İlk öyküde olaydan ve gidişattan daha çok hikaye ve roman üzerinde birkaç cümle dikkatimi çekmişti. Dönüşüm ve değişim süreçlerini (büyük çapta ve kendi çapımızda) “hikaye” ile sağladığımız gerçeği dank etti mesela. Kitabın içinden kendime öyküler çıkardım. Hayatımdaki öyküleri kitapta dönüştürdüm. “Birinin çıkıp bir hikaye anlatarak dünyayı nasıl okumamız gerektiğini kulaklarımıza fısıldaması gerekir. Bir kişidir bu, çıkar ve değiştirir. Hepimizin bütün ince zevkleri, sonu gelmez okumaları, dalgınlıkla geçen akşam yürüyüşleri hep o bir kişinin olgunlaşması ve ortaya çıkması içindir.” Yine ilk öyküde geçen ve altını çizdiğim bölümü son hikayeyi okuduktan sonra demek bu yüzdenmiş dediğim. “Yeni toplumu romanla kurgulamaya çalıştık, romanda vadesini doldurdu. Bugün atılım hikaye ile gerçekleşebilir.” Sonra da “kitap iyi ki bir öykü kitabı olarak tanımlamış” dedim.
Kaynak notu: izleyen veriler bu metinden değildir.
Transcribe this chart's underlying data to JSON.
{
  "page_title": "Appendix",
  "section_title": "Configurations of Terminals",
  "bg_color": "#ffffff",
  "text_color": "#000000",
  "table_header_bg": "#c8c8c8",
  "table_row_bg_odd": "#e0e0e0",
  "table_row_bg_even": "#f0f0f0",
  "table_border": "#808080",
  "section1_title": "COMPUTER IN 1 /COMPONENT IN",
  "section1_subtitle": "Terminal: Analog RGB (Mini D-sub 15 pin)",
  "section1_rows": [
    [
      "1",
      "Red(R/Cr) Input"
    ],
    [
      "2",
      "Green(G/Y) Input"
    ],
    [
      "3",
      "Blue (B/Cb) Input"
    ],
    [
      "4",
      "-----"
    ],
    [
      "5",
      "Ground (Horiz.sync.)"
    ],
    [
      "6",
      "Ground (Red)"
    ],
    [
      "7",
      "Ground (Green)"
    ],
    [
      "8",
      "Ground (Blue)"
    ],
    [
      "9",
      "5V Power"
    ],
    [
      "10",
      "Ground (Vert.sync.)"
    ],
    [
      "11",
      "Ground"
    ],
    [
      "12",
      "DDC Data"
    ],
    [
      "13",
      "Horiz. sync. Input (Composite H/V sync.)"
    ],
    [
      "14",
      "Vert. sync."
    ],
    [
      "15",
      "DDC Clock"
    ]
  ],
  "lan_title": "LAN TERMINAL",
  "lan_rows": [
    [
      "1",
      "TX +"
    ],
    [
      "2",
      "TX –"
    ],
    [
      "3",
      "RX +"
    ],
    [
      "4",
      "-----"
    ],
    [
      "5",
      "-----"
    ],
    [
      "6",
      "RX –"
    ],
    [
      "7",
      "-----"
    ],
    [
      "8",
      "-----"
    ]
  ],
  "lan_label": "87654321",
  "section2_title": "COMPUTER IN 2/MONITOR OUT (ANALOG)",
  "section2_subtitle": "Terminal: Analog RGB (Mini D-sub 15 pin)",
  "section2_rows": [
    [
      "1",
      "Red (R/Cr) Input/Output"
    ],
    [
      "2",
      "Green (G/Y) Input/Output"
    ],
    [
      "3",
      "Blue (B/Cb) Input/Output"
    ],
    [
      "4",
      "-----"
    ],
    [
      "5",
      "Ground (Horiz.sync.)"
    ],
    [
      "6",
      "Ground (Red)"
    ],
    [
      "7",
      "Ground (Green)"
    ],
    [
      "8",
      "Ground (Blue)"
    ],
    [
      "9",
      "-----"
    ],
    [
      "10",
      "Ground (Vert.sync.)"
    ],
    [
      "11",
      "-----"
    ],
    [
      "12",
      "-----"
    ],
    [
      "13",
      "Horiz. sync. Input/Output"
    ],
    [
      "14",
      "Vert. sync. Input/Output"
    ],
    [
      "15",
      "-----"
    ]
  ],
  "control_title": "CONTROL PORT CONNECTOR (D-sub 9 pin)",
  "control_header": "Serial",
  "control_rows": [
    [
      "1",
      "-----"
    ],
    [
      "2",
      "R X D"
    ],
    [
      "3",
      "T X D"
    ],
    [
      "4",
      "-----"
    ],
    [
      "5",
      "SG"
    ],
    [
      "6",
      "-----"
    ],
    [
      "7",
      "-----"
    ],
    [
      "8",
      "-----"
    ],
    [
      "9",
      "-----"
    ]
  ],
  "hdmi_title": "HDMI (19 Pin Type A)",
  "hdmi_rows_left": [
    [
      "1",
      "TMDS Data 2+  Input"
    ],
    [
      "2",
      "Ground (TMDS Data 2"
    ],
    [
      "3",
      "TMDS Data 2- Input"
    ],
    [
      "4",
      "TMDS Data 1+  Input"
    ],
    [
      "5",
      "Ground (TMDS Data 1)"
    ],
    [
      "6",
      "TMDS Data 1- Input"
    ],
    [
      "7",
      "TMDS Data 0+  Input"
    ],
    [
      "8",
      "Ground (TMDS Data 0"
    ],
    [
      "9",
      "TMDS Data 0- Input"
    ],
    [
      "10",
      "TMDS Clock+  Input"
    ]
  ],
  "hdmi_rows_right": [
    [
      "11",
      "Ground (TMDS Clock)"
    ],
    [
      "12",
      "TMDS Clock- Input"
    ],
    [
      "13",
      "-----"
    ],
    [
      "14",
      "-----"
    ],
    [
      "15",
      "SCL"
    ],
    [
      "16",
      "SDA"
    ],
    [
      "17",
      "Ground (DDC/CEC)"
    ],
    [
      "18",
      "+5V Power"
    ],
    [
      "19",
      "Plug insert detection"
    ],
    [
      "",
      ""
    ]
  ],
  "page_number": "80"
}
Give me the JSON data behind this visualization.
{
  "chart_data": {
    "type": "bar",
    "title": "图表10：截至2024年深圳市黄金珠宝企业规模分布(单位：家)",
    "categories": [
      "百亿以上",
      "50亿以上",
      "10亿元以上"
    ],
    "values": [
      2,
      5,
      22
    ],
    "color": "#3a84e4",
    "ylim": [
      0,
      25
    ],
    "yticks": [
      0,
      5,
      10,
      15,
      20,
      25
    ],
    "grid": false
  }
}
Yazarla ara ara karşılaşıyoruz
Yazar ile ilgili kitabın genelinde hissettiğim şeyler “yazacağım, hepinizin düzenini mahvedene kadar, dünyayı başınıza yıkana kadar yazacağım” diyaloğunda gizlenmiş. Bunu isyankar bir söylem olarak da algılamadım… samimi bir mücadele gibi daha çok. (Bir açıdan isyan ettiği şeyler de yok değil yazarın. Öykülerin birçoğunda denediği kurgusal ve ufak biçimsel farklılıklar alttan bir göz kırpma emaresi verdi). Kitap boyunca bir karakter dışında, üçüncü tekil ağızdan anlatılıyor hikayeler. Fakat buna rağmen kitabı yazardan uzak da okuyamıyoruz. Ara ara karşılaşıyoruz bir yerlerde. Bazı öykülerin başında ‘ağır’ diye sıfatlandırabileceğimiz cümleler ile karşılaşıyoruz. Bazı tanımlar ve alıntılarla… Öykünün başında okuyucuya bir çentik atıp, “nereden geldi bu şimdi” sorusuna cevap aratıyor. Öykü bitince mantığınıza yatıyor ama asıl kitap bittikten sonra şöyle bir göz gezdirince. “He şimdi oturdu” diye çentikten kurtuluyorsunuz.
Yeraltı bir isyan hareketinde yer alan yedi karakterin, hayatlarına şahit oluyoruz kitapta. Bununla beraber her karakterin kendi hayatlarına şahit olup buluştukları noktalar ve hareket içerisindeki yerlerine dair bir sonuçlar çıkarabiliyoruz. Bu kitabın ayrıca senaryolaştırılmaya uygun olduğunu söyleyebiliriz. Yazarın iletişim ve sinema bölümü ile ilişkisi nedeniyle bunun doğal olduğunu söylemek mümkündür sanıyorum. Kitabın bütününün filme uyarlanabilir olmasının yanında, her öykü içinden uzun başka eserlerin de çıkabileceği düşüncesi, bir gün değerlendirilebilir umarım.